Un miedo infantil


¿Por qué ese repentino regreso al miedo infantil? Hace un par de noches tardé más de veinte minutos conciliando el sueño. Le temía a algo tan arbitrario como el diablo, a que un loco desnudo, dándose bendiciones, me mirara de puntillas, desde el borde de la cama. Al cerrar los ojos, lluvia de imágenes: cruces, cementerios, una cruz invertida. Estereotipos de miedo infantil. Al sueño sólo lo sucedía el despertar, y la respiración de María me resultaba miedosa.

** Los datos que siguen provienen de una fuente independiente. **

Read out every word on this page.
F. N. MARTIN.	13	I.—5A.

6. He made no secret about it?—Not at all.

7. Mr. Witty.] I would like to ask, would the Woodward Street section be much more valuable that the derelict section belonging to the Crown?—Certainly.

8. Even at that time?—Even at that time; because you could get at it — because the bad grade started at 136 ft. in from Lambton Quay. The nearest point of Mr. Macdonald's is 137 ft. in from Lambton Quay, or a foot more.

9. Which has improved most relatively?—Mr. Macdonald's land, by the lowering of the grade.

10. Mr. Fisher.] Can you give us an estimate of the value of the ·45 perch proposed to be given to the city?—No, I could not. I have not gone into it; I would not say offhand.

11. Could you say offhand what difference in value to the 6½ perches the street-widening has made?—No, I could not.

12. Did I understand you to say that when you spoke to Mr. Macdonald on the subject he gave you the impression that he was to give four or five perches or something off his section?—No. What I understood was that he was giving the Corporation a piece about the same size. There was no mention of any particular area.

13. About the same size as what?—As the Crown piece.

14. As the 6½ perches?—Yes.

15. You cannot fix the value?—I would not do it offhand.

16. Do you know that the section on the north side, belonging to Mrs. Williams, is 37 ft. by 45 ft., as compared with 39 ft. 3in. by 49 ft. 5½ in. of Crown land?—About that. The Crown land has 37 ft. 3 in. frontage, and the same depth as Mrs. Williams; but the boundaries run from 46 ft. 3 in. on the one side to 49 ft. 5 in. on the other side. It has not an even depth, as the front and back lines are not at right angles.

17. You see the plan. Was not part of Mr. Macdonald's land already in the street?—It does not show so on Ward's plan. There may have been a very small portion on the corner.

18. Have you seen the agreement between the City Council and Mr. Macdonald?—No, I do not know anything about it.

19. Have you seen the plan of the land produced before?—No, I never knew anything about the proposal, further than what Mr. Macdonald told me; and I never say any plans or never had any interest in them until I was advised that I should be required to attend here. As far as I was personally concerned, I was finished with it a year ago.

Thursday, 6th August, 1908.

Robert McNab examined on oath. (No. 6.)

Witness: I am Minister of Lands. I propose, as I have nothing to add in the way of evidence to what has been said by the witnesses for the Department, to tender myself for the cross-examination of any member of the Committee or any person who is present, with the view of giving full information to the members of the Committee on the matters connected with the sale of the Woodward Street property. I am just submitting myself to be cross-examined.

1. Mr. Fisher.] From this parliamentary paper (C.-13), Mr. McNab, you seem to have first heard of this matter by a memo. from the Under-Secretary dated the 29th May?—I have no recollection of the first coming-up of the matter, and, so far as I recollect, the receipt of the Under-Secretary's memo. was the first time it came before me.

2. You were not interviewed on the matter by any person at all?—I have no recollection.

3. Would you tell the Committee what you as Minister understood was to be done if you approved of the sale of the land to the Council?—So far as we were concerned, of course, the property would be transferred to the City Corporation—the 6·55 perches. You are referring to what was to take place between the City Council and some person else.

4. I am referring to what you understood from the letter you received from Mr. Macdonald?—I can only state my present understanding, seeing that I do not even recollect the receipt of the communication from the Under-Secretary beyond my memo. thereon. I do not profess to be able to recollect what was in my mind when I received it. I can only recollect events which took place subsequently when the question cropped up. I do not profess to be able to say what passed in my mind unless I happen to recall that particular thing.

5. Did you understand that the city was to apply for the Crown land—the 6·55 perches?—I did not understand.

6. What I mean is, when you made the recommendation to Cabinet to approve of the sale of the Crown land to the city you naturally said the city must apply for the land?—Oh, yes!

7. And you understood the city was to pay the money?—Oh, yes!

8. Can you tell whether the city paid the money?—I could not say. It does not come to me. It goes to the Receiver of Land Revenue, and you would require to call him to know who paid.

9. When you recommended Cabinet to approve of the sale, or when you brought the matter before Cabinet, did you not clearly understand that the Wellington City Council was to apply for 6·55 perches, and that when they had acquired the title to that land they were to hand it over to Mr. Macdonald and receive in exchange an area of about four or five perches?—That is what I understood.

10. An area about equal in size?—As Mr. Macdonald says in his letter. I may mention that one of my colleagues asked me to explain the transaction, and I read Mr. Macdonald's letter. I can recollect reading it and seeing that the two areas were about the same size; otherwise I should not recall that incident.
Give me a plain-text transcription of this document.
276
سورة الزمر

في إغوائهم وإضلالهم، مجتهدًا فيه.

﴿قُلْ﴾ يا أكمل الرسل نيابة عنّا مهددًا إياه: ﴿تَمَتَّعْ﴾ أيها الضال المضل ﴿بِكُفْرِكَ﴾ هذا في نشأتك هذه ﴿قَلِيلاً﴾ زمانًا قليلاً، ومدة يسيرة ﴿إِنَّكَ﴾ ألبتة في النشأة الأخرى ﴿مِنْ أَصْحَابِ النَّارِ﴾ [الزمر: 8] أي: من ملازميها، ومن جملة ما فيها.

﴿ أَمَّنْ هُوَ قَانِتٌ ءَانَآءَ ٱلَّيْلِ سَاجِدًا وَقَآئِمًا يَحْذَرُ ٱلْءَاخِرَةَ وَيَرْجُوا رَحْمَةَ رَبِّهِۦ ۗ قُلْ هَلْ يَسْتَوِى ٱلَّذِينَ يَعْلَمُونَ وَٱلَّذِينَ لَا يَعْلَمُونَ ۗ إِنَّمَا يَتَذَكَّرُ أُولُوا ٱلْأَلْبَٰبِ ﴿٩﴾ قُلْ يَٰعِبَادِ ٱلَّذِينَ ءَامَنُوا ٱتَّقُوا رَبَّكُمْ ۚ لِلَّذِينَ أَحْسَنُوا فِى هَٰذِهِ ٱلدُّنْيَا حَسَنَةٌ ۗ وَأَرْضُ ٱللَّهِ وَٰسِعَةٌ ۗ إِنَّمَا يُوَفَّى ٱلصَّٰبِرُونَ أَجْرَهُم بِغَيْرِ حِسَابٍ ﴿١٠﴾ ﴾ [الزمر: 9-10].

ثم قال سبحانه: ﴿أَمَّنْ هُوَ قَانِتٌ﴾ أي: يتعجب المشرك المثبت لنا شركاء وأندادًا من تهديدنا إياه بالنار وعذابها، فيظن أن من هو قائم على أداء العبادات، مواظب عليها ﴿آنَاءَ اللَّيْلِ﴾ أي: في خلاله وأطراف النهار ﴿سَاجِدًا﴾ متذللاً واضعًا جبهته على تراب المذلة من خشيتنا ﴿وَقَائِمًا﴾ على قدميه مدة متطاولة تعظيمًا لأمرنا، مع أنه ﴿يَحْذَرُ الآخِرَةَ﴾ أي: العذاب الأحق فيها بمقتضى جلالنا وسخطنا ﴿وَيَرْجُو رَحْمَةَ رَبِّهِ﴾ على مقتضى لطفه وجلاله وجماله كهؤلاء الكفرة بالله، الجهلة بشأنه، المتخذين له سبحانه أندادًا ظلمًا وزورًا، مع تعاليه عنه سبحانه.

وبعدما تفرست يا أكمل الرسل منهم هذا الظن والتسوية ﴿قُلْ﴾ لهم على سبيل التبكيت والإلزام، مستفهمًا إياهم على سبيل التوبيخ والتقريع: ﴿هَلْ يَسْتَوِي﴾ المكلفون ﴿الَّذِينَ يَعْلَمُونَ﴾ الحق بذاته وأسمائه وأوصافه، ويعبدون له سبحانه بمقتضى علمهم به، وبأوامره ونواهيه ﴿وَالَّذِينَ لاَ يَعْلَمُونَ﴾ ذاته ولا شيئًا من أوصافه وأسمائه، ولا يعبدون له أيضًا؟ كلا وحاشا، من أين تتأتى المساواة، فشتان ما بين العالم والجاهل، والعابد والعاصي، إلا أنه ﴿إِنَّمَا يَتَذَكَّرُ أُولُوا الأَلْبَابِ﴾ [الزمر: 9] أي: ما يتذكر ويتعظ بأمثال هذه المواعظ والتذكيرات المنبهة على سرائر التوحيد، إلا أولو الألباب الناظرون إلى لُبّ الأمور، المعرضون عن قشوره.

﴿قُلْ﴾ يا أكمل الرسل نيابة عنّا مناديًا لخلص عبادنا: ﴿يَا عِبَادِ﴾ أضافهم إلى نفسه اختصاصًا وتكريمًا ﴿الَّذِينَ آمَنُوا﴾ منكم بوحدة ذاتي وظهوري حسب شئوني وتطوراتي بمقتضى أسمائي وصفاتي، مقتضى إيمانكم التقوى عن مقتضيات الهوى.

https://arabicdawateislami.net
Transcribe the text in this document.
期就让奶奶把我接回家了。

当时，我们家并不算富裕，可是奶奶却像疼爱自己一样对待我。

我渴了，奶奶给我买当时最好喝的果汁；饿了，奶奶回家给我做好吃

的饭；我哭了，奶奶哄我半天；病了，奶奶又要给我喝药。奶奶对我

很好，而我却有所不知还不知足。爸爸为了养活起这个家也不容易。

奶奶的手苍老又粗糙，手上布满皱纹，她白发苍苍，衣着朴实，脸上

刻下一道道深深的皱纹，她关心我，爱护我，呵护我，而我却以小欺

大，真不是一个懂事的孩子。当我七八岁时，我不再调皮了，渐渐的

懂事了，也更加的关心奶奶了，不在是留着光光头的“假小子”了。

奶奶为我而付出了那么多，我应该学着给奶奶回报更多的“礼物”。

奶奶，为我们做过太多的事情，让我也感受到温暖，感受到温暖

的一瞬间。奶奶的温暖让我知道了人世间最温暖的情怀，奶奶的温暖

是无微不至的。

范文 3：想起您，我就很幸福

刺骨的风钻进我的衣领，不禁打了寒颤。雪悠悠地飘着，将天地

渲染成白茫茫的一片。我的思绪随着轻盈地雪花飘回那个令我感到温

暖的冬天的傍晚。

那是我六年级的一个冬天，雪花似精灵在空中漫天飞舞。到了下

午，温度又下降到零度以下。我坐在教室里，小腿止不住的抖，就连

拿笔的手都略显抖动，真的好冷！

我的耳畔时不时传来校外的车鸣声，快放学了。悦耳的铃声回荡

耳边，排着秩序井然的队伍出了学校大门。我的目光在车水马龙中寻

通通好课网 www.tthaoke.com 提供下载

Me volví a sentir de ocho años, volví a sentir el miedo que corta la respiración, hiela los huesos, a la puerta del armario abierta o al saco que simula un bulto al fondo del cuarto. Ese miedo sólo atemperable con el cerrar de los ojos, pero que a su vez produce otro miedo: aquél de la ausencia de visión. Si cerraba los ojos, ¿qué estaba sucediendo en la oscuridad de mi cuarto, más allá de mis ojos cerrados? Entonces los abría, entonces el miedo a la visión acompañado al miedo de la no-visión. ¿Cómo es posible volver a temerle al diablo, a una figura corpórea? ¿Cómo es posible que años de experiencia fueron, durante esa noche, botados por la borda, y regresar de nuevo a ese terror inicial, ese terror sin nombre, asfixiado y asfixiante, que es la mención del diablo a un niño de ocho años? Es posible que eventualmente volvamos, temerosos y a la vez emocionados, a nuestros temores de infancia, donde todo carece de nombres y de vocales, donde el regreso nebuloso encarna lo incomprensible.